One of the best things you can do to help protect our planet is to pass on sustainable practices to the next generation. Children really are like sponges, and starting to teach them green habits early in life will increase their chances of not only living a sustainable lifestyle as adults, but taking a leadership role in conserving resources and preserving our planet.
This is why gardens have been sprouting up in many schools across the nation. It is great to see that public schools are recognizing that teaching children sustainable practices shouldn’t be confined to the home sphere, but should make a presence in all aspects in life. By implementing school gardening programs, school are saying to kids that taking care of our planet is important, just like learning how to read, write, add, and subtract.
Seattle Tilth is an organization whose mission is to “inspire and educate people to safeguard our natural resources while building an equitable and sustainable local food system.” This group is dedicated to teaching kids and adults in the community how to compost, grow their own food (sustainably), raise livestock like bees, goats, and chickens, and conserve natural resources. Seattle Tilth offers a variety of classes including garden and farm education for children.
Seattle Tilth also offers Garden Educator Training, where teachers can learn the basics of organic gardening and techniques for outdoor education. The training focuses on teaching educators how to tie in gardening activities with the school curriculum.
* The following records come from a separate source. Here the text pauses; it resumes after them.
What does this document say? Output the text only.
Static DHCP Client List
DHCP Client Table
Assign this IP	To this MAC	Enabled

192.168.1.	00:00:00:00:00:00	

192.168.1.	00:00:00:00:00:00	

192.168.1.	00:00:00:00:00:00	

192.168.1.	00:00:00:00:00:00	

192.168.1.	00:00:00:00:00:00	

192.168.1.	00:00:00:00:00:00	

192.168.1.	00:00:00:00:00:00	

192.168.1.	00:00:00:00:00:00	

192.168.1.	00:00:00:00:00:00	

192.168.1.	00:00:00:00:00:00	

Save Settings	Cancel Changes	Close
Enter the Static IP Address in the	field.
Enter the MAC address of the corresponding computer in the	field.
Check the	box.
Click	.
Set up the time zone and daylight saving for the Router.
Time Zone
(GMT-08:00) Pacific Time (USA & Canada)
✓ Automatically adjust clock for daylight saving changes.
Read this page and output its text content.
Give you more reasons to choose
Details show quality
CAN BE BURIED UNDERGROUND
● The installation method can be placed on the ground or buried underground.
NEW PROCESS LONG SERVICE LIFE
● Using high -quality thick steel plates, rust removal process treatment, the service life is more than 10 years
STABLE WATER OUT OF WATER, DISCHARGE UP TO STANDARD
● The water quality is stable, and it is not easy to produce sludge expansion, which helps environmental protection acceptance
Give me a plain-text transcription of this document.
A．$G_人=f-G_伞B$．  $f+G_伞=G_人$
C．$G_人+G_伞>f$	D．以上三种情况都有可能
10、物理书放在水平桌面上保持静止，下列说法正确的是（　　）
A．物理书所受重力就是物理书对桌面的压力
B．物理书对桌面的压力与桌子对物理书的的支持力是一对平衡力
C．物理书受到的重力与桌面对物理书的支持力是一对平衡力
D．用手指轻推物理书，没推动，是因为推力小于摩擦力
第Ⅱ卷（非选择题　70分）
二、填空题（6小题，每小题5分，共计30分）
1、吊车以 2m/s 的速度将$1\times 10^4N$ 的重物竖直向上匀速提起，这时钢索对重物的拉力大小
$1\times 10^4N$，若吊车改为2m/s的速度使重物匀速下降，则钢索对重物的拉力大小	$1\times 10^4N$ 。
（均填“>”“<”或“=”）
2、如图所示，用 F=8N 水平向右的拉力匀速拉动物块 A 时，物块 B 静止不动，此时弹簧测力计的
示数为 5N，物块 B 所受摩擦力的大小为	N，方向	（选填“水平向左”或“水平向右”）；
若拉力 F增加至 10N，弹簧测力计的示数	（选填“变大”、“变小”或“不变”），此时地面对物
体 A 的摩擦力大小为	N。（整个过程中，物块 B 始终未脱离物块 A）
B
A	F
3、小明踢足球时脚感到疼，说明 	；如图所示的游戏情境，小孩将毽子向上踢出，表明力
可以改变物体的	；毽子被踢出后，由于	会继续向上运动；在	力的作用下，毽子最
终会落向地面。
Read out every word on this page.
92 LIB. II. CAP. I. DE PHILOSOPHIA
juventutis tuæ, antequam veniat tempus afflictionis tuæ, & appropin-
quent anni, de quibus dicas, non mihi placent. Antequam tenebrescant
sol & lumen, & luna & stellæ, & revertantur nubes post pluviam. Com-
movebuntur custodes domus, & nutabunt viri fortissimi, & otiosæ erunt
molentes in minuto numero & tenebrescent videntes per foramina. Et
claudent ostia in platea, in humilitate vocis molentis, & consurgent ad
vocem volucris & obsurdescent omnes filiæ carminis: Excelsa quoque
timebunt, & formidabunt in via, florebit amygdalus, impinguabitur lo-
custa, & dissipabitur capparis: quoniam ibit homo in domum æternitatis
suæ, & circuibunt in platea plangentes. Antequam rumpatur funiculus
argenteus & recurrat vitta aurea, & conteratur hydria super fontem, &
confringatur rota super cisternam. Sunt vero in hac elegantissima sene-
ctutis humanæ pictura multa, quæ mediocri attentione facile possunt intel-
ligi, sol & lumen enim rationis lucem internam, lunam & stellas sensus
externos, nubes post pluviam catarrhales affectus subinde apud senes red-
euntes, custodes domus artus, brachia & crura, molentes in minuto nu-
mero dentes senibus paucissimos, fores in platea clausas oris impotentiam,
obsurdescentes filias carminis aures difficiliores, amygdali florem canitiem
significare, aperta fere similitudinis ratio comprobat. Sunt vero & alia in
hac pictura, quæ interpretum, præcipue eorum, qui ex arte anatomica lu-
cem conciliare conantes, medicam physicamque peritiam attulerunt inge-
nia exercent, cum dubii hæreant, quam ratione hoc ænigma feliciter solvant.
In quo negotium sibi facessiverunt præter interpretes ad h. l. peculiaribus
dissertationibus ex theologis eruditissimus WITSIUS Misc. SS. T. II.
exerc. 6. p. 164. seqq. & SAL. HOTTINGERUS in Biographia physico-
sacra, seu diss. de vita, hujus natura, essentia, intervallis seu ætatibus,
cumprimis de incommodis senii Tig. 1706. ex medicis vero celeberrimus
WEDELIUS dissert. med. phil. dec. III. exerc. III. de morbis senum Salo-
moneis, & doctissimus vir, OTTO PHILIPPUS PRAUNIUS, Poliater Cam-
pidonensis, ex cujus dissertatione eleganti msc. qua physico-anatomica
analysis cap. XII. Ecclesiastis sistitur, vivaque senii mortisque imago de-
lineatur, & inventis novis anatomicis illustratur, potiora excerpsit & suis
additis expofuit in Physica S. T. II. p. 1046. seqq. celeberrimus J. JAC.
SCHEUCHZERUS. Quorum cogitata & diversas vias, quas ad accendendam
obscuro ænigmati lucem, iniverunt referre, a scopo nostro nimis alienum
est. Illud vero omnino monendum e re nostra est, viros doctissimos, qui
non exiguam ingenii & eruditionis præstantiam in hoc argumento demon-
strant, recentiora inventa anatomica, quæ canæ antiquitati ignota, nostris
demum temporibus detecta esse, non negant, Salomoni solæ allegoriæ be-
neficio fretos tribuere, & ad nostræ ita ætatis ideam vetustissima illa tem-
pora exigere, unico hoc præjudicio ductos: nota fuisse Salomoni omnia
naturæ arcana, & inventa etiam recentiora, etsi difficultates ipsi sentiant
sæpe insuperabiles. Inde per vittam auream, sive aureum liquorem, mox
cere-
School gardens offer many benefits to schools. Not only a great education tool for teaching children sustainable practices, but the food that is grown in these gardens can go straight to the cafeteria. In this way, school gardens can ensure that students are getting whole foods that haven’t been treated with herbicides and pesticides, can reduce carbon emissions from transportation, and can save money.
For the schools that have already begun to implement school gardening programs—way to go! Now it is important that these schools brag, I mean, share their techniques, ideas, and activities with other educators so that more schools can start getting down in the dirt.